Before, it was hard to get people to call us back. When the liquid markets began eroding 20% a
year, people started calling us.”
Most of Renewable Resources’ clients are still institutions, but with a $500,000 minimum
investment level, it welcomes individuals. Gregor says the minimum can be even lower for
clients who come through financial advisors, who are likely to bring the group additional
clients down the road.
The group offers $30 million to $50 million limited partnership funds, which have a duration of
ten years. The funds’ targeted real rate of return is 8%, net of fees. GMO’s newest fund, GMO
Forestry Fund 6, just closed at the end of January, and the firm doesn’t expect to offer another
one until the money is invested. But for Renewable Resources, that can mean less than a year.
Its last fund was invested in six months.
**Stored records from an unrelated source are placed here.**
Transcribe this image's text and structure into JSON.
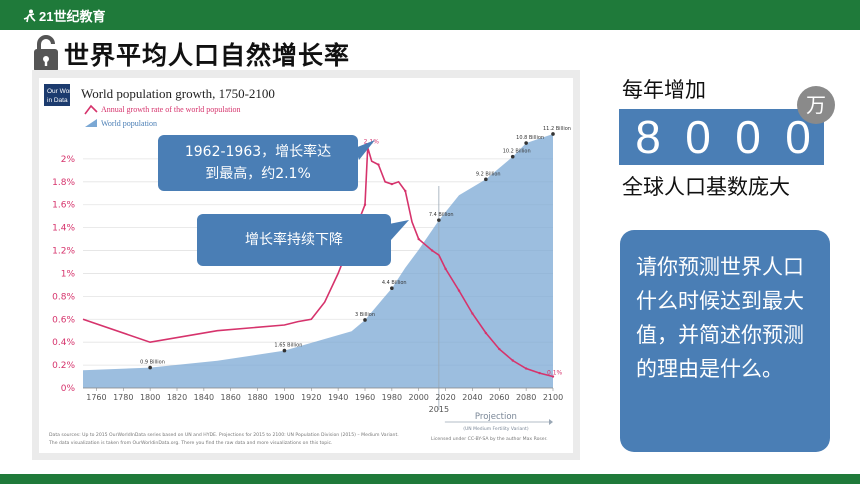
{
  "header": {
    "logo_text": "21世纪教育",
    "title": "世界平均人口自然增长率"
  },
  "chart": {
    "brand_line1": "Our World",
    "brand_line2": "in Data",
    "title": "World population growth, 1750-2100",
    "legend_growth": "Annual growth rate of the world population",
    "legend_population": "World population",
    "y_ticks": [
      "2%",
      "1.8%",
      "1.6%",
      "1.4%",
      "1.2%",
      "1%",
      "0.8%",
      "0.6%",
      "0.4%",
      "0.2%",
      "0%"
    ],
    "x_ticks": [
      "1760",
      "1780",
      "1800",
      "1820",
      "1840",
      "1860",
      "1880",
      "1900",
      "1920",
      "1940",
      "1960",
      "1980",
      "2000",
      "2020",
      "2040",
      "2060",
      "2080",
      "2100"
    ],
    "x_marker": "2015",
    "projection_label": "Projection",
    "projection_sub": "(UN Medium Fertility Variant)",
    "source_line1": "Data sources: Up to 2015 OurWorldInData series based on UN and HYDE. Projections for 2015 to 2100: UN Population Division (2015) – Medium Variant.",
    "source_line2": "The data visualization is taken from OurWorldinData.org. There you find the raw data and more visualizations on this topic.",
    "license": "Licensed under CC-BY-SA by the author Max Roser.",
    "peak_label": "2.1%",
    "end_label": "0.1%",
    "pop_labels": [
      "0.9 Billion",
      "1.65 Billion",
      "3 Billion",
      "4.4 Billion",
      "7.4 Billion",
      "9.2 Billion",
      "10.2 Billion",
      "10.8 Billion",
      "11.2 Billion"
    ]
  },
  "chart_data": {
    "type": "area",
    "title": "World population growth, 1750-2100",
    "x_range": [
      1750,
      2100
    ],
    "ylim": [
      0,
      2.2
    ],
    "y_unit": "%",
    "series": [
      {
        "name": "Annual growth rate of the world population",
        "x": [
          1750,
          1800,
          1850,
          1900,
          1910,
          1920,
          1930,
          1940,
          1950,
          1960,
          1962,
          1965,
          1970,
          1975,
          1980,
          1985,
          1990,
          1995,
          2000,
          2005,
          2010,
          2015,
          2020,
          2030,
          2040,
          2050,
          2060,
          2070,
          2080,
          2090,
          2100
        ],
        "y": [
          0.6,
          0.4,
          0.5,
          0.55,
          0.58,
          0.6,
          0.75,
          1.0,
          1.3,
          1.6,
          2.1,
          1.98,
          1.95,
          1.8,
          1.78,
          1.8,
          1.72,
          1.45,
          1.3,
          1.25,
          1.2,
          1.16,
          1.04,
          0.85,
          0.65,
          0.48,
          0.34,
          0.24,
          0.17,
          0.13,
          0.1
        ]
      },
      {
        "name": "World population",
        "x": [
          1750,
          1800,
          1850,
          1900,
          1950,
          1960,
          1970,
          1980,
          1990,
          2000,
          2015,
          2030,
          2050,
          2070,
          2080,
          2100
        ],
        "y_billion": [
          0.78,
          0.9,
          1.2,
          1.65,
          2.5,
          3.0,
          3.7,
          4.4,
          5.3,
          6.1,
          7.4,
          8.5,
          9.2,
          10.2,
          10.8,
          11.2
        ]
      }
    ]
  },
  "callouts": {
    "peak_line1": "1962-1963，增长率达",
    "peak_line2": "到最高，约2.1%",
    "decline": "增长率持续下降"
  },
  "panel": {
    "annual_label": "每年增加",
    "digits": [
      "8",
      "0",
      "0",
      "0"
    ],
    "unit": "万",
    "base_label": "全球人口基数庞大"
  },
  "question": {
    "text": "请你预测世界人口什么时候达到最大值，并简述你预测的理由是什么。"
  },
  "colors": {
    "accent_blue": "#4a7eb5",
    "bar_green": "#1f7a3a",
    "growth_line": "#d6336c",
    "pop_area": "#7ba8d4"
  }
}
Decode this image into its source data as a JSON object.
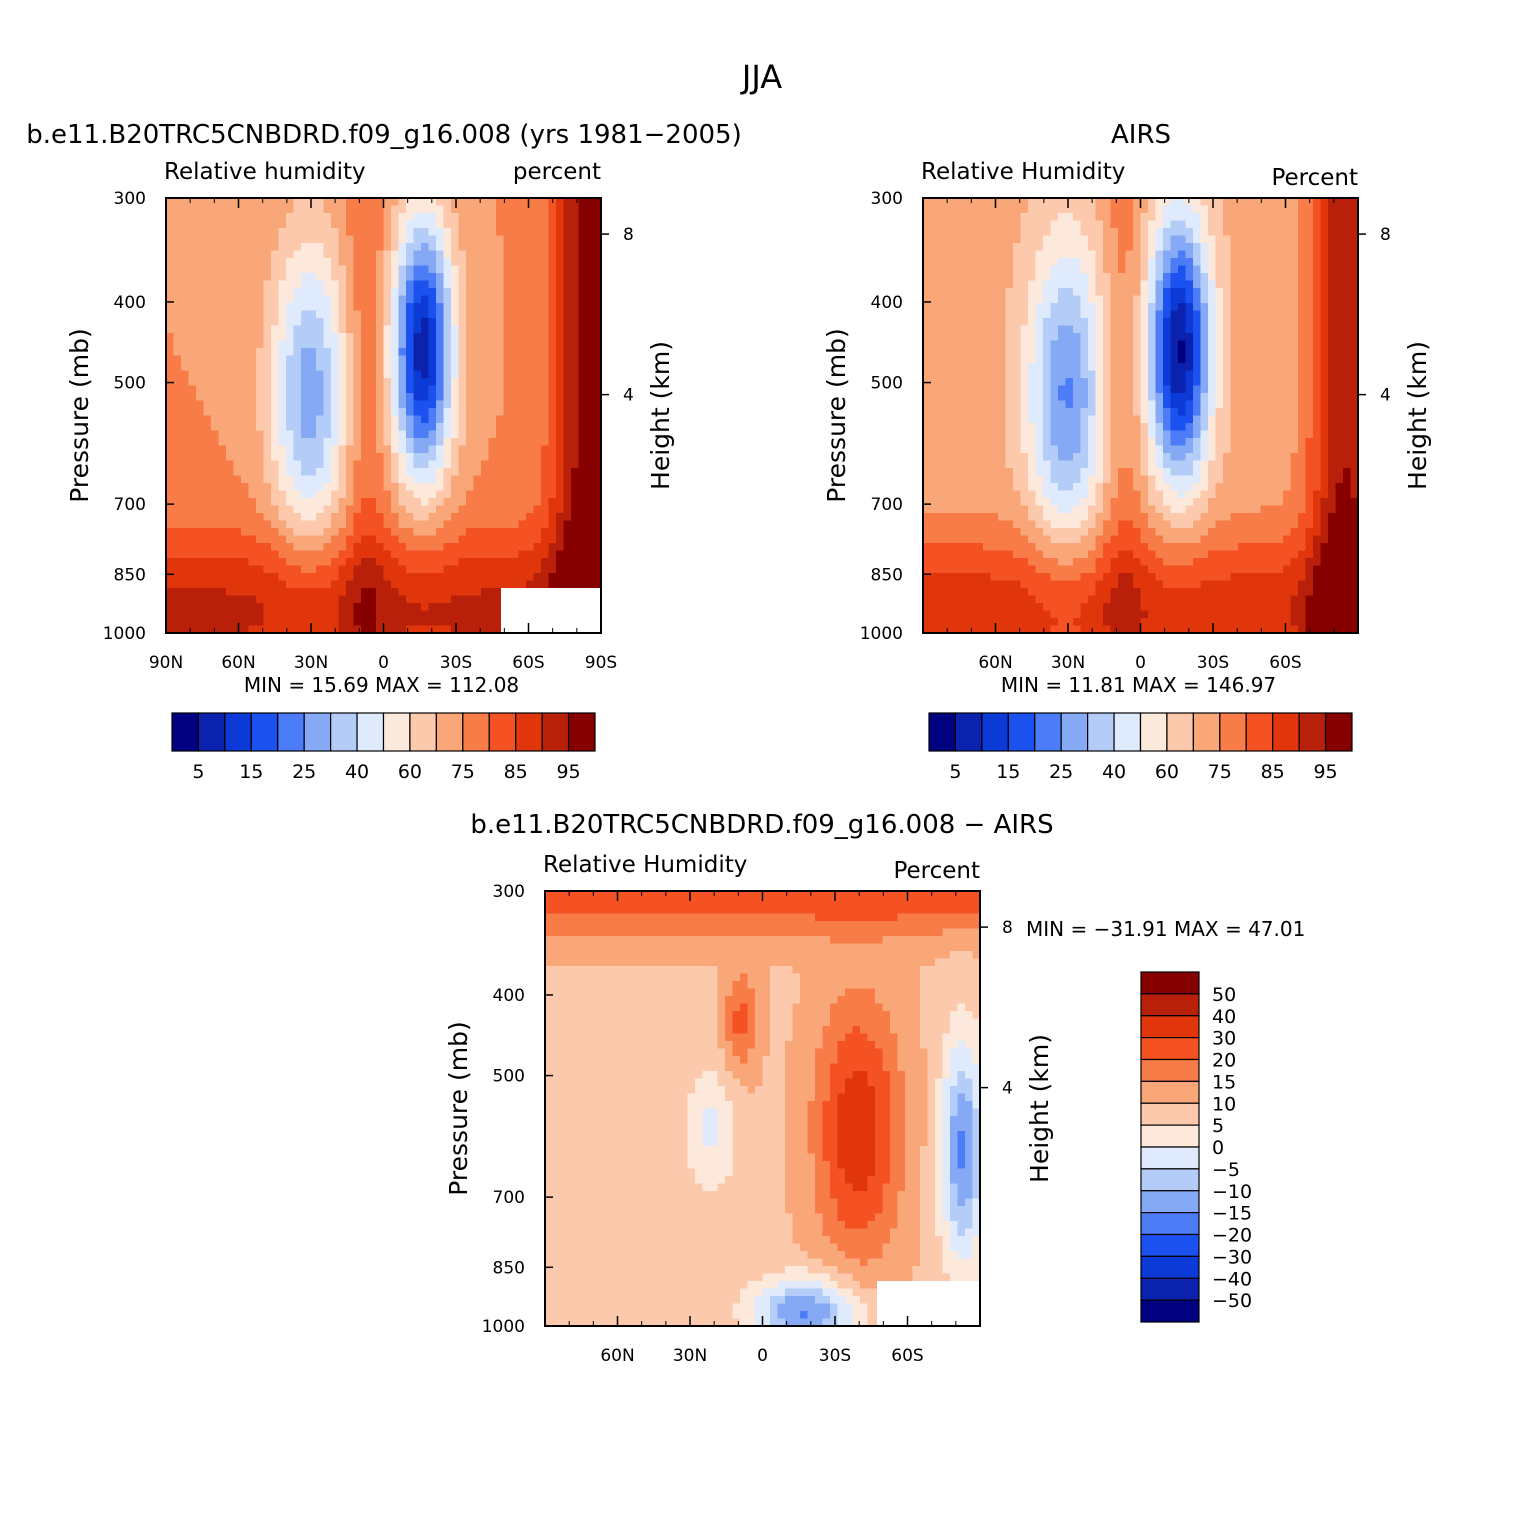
{
  "figure": {
    "title": "JJA"
  },
  "colors": {
    "abs": [
      "#000080",
      "#0b22ae",
      "#0b3ad6",
      "#1b51ee",
      "#4c7df7",
      "#86a9f5",
      "#b4cdf8",
      "#dfeafd",
      "#fde9dc",
      "#fcc9ad",
      "#f9a679",
      "#f77c47",
      "#f55223",
      "#e1360b",
      "#b9200a",
      "#870000"
    ],
    "diff": [
      "#000080",
      "#0b22ae",
      "#0b3ad6",
      "#1b51ee",
      "#4c7df7",
      "#86a9f5",
      "#b4cdf8",
      "#dfeafd",
      "#fde9dc",
      "#fcc9ad",
      "#f9a679",
      "#f77c47",
      "#f55223",
      "#e1360b",
      "#b9200a",
      "#870000"
    ]
  },
  "chart_data": [
    {
      "type": "heatmap",
      "title": "b.e11.B20TRC5CNBDRD.f09_g16.008 (yrs 1981−2005)",
      "left_label": "Relative humidity",
      "right_label": "percent",
      "ylabel": "Pressure (mb)",
      "y2label": "Height (km)",
      "y_ticks": [
        "300",
        "400",
        "500",
        "700",
        "850",
        "1000"
      ],
      "y2_ticks": [
        "8",
        "4"
      ],
      "x_ticks": [
        "90N",
        "60N",
        "30N",
        "0",
        "30S",
        "60S",
        "90S"
      ],
      "min_text": "MIN =   15.69   MAX = 112.08",
      "colorbar_labels": [
        "5",
        "15",
        "25",
        "40",
        "60",
        "75",
        "85",
        "95"
      ]
    },
    {
      "type": "heatmap",
      "title": "AIRS",
      "left_label": "Relative Humidity",
      "right_label": "Percent",
      "ylabel": "Pressure (mb)",
      "y2label": "Height (km)",
      "y_ticks": [
        "300",
        "400",
        "500",
        "700",
        "850",
        "1000"
      ],
      "y2_ticks": [
        "8",
        "4"
      ],
      "x_ticks": [
        "60N",
        "30N",
        "0",
        "30S",
        "60S"
      ],
      "min_text": "MIN =   11.81   MAX = 146.97",
      "colorbar_labels": [
        "5",
        "15",
        "25",
        "40",
        "60",
        "75",
        "85",
        "95"
      ]
    },
    {
      "type": "heatmap",
      "title": "b.e11.B20TRC5CNBDRD.f09_g16.008 − AIRS",
      "left_label": "Relative Humidity",
      "right_label": "Percent",
      "ylabel": "Pressure (mb)",
      "y2label": "Height (km)",
      "y_ticks": [
        "300",
        "400",
        "500",
        "700",
        "850",
        "1000"
      ],
      "y2_ticks": [
        "8",
        "4"
      ],
      "x_ticks": [
        "60N",
        "30N",
        "0",
        "30S",
        "60S"
      ],
      "min_text": "MIN = −31.91    MAX =    47.01",
      "colorbar_labels": [
        "50",
        "40",
        "30",
        "20",
        "15",
        "10",
        "5",
        "0",
        "−5",
        "−10",
        "−15",
        "−20",
        "−30",
        "−40",
        "−50"
      ]
    }
  ]
}
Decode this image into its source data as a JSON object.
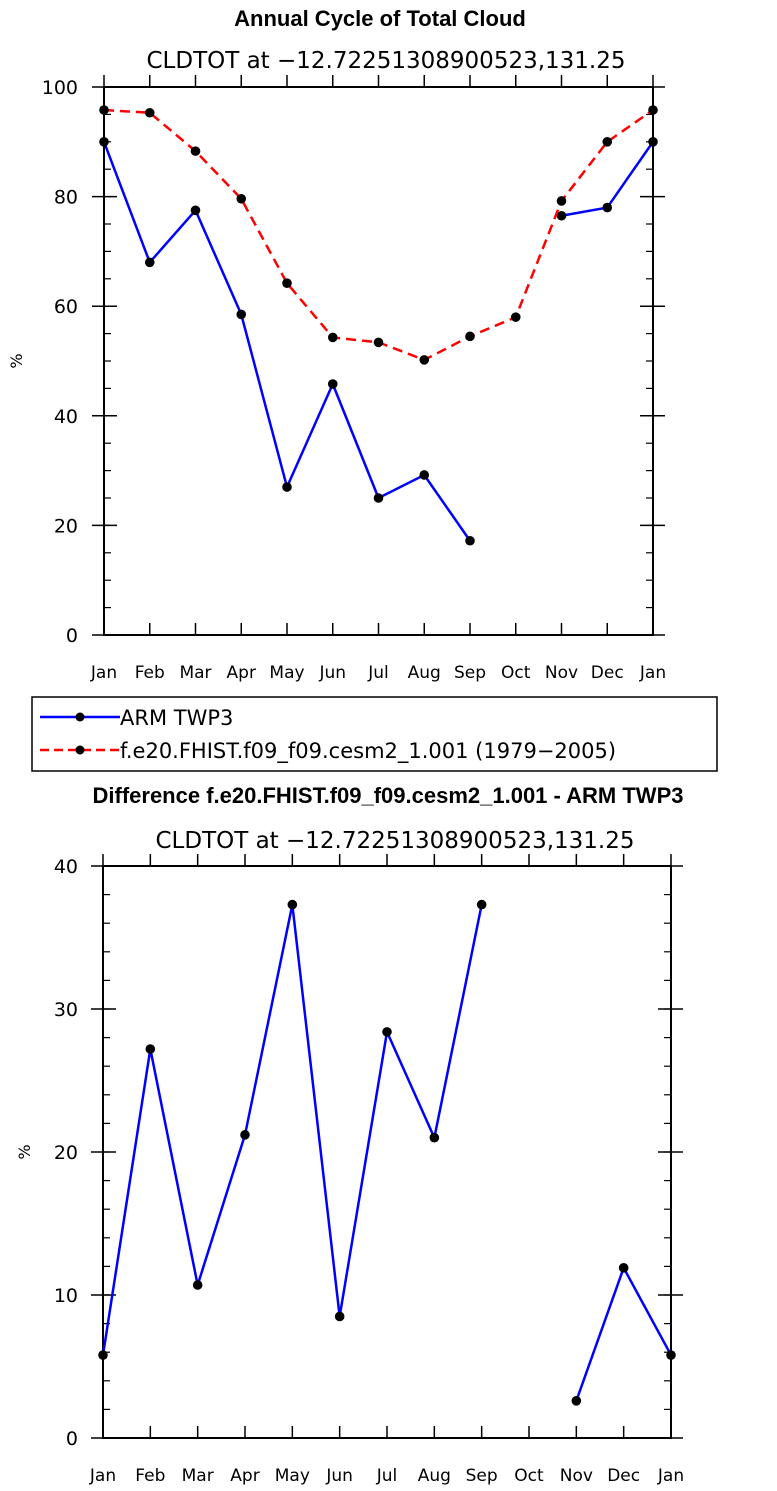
{
  "chart_data": [
    {
      "type": "line",
      "title": "Annual Cycle of Total Cloud",
      "subtitle": "CLDTOT at −12.72251308900523,131.25",
      "ylabel": "%",
      "ylim": [
        0,
        100
      ],
      "y_major_ticks": [
        0,
        20,
        40,
        60,
        80,
        100
      ],
      "y_minor_step": 5,
      "categories": [
        "Jan",
        "Feb",
        "Mar",
        "Apr",
        "May",
        "Jun",
        "Jul",
        "Aug",
        "Sep",
        "Oct",
        "Nov",
        "Dec",
        "Jan"
      ],
      "series": [
        {
          "name": "ARM TWP3",
          "color": "#0000ff",
          "dash": "solid",
          "values": [
            90,
            68,
            77.5,
            58.5,
            27,
            45.8,
            25,
            29.2,
            17.2,
            null,
            76.5,
            78,
            90
          ]
        },
        {
          "name": "f.e20.FHIST.f09_f09.cesm2_1.001 (1979−2005)",
          "color": "#ff0000",
          "dash": "dashed",
          "values": [
            95.8,
            95.3,
            88.3,
            79.6,
            64.2,
            54.3,
            53.4,
            50.2,
            54.5,
            58,
            79.2,
            90,
            95.8
          ]
        }
      ],
      "legend": {
        "placement": "below",
        "entries": [
          "ARM TWP3",
          "f.e20.FHIST.f09_f09.cesm2_1.001 (1979−2005)"
        ]
      }
    },
    {
      "type": "line",
      "title": "Difference f.e20.FHIST.f09_f09.cesm2_1.001 - ARM TWP3",
      "subtitle": "CLDTOT at −12.72251308900523,131.25",
      "ylabel": "%",
      "ylim": [
        0,
        40
      ],
      "y_major_ticks": [
        0,
        10,
        20,
        30,
        40
      ],
      "y_minor_step": 2,
      "categories": [
        "Jan",
        "Feb",
        "Mar",
        "Apr",
        "May",
        "Jun",
        "Jul",
        "Aug",
        "Sep",
        "Oct",
        "Nov",
        "Dec",
        "Jan"
      ],
      "series": [
        {
          "name": "Difference",
          "color": "#0000ff",
          "dash": "solid",
          "values": [
            5.8,
            27.2,
            10.7,
            21.2,
            37.3,
            8.5,
            28.4,
            21,
            37.3,
            null,
            2.6,
            11.9,
            5.8
          ]
        }
      ]
    }
  ]
}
Gregor says she doesn’t encourage clients to buy the product for the yield. The group tends to
buy young trees that won’t be ready to harvest until about year seven. The investments kick off
a little bit of cash after year three, but it’s usually just enough to cover property management
expenses, she says.
While the growing popularity of the sector has made it a little easier to sell their products, it has
also made it a little harder to meet their targets because there is more competition for buying
timber properties, Gregor says.
“There are some large private investors who have made investments directly in forest land. And
there’s more institutional money looking for investments now,” she said.